Впрочем, разность суждений гнездится лишь в наших головах, сердце же мое, в чаянии Астреина века, бьется с твоим согласно, и ты есть, как и был, мой ближний друг. Делаю тебе пропозицию[6] на длинную беседу в нашем лесочке…
Кутузов, прочтя записку, взволновался и стал еще краснее, так что светлые глаза его обозначились просто белесыми. Высокий и тонкий и, несмотря на молодость лет, уже сутулый, ходил он долго, поколе не успокоился. Внезапно стал как вкопанный и зачастил особые, «апрантифские» вздохи и выдохи, шепча что-то полными яркими губами на теперь побледневшем лице. Окончательно остудился, умылся холодной водой и, уже спокойный, запер тетрадочку в ящик на ключ. Засим, взяв линеечку с треугольником, он стал вычерчивать некие звезды и фигуры.
Как человек, заучивающий внове нечто затрудняющее память, он то откидывался назад и что-то шептал, то, устремляясь немигающими глазами в потолок, тер себе лоб, радостно улыбался и опять вычерчивал.
Кутузов вздрогнул и быстро спрятал под книгу свою работу, едва куафер Морис легко и неслышно подошел к нему.
— Bon! Вы пойманы, любезный Алексис, не отрицайте, вы штудировали известные листки с пентаклями,[7] которые Шрёпфер вам выдал. Вы таились от мосье Радиш… — Морис никогда не доканчивал эту трудную для выговора фамилию. — Но поверьте, Алексис, ваш Шрёпфер посвящения несправедливого, знания его беспорядочны. Им не заслужены персонально, а украдены. Он…

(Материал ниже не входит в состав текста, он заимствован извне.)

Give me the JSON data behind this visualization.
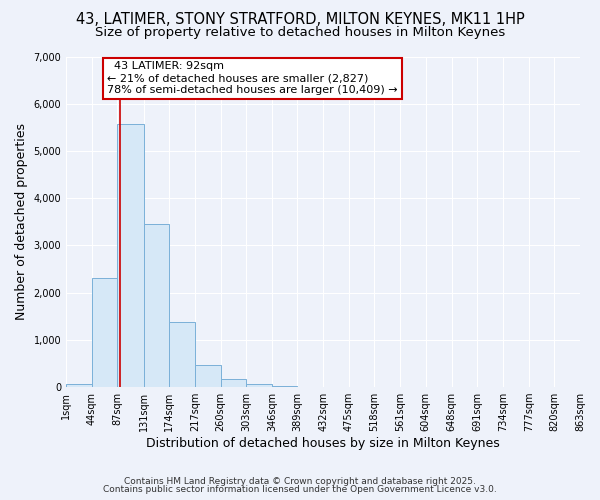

— Да, мне известно, — прервал Кутузов, — что в Лейпциге Шрёпфера почитают шарлатаном, но спрашивается — какие к тому основания?
Голос Кутузова был переходный и сейчас от волнения еще больше давал «петуха».
— И почему должно мне верить вам? Ваши-то где сертификаты?[8] — выкрикнул было он, но тут же угас и сказал с печалью: — Первее всего соблазнил меня почтеннейший Гердер, писатель. В журнале «Адрастея», — известно мне, сколь увлекательно он изъяснил, — масонство есть око и сердце человечества. И только к оному масонству, объединяющему все человечество, устремил свои помышления и я…
— Почтеннейший Гердер — член справедливой ложи «Zum Schwerte»,[9] а вы, как голубь в грязную лужу, попали к мастеру самозваному, в ложу так называемую «биллиардную». Известно, что сборища Шрёпфера протекают в биллиардной комнате собственной его кофейни без всяких полномочий и гарантий.
— Но ведь я еще не попал к Шрёпферу, — задумчиво сказал Кутузов, — и, быть может, я вообще ни к кому не попаду, а изучать буду теорию на свой страх. Насколько она меня привлекает, настолько отшибает сумнительная практика. Но, во всяком случае, на первое-то свидание, назначенное мне, я пойду, и посему не токмо прошу — я требую, Морис, чтобы вы удовольствовали меня, доказав, какие же у вас пропозиции и чем оные подтверждаются, дабы почитать вам столь решительно Шрёпфера негодяем.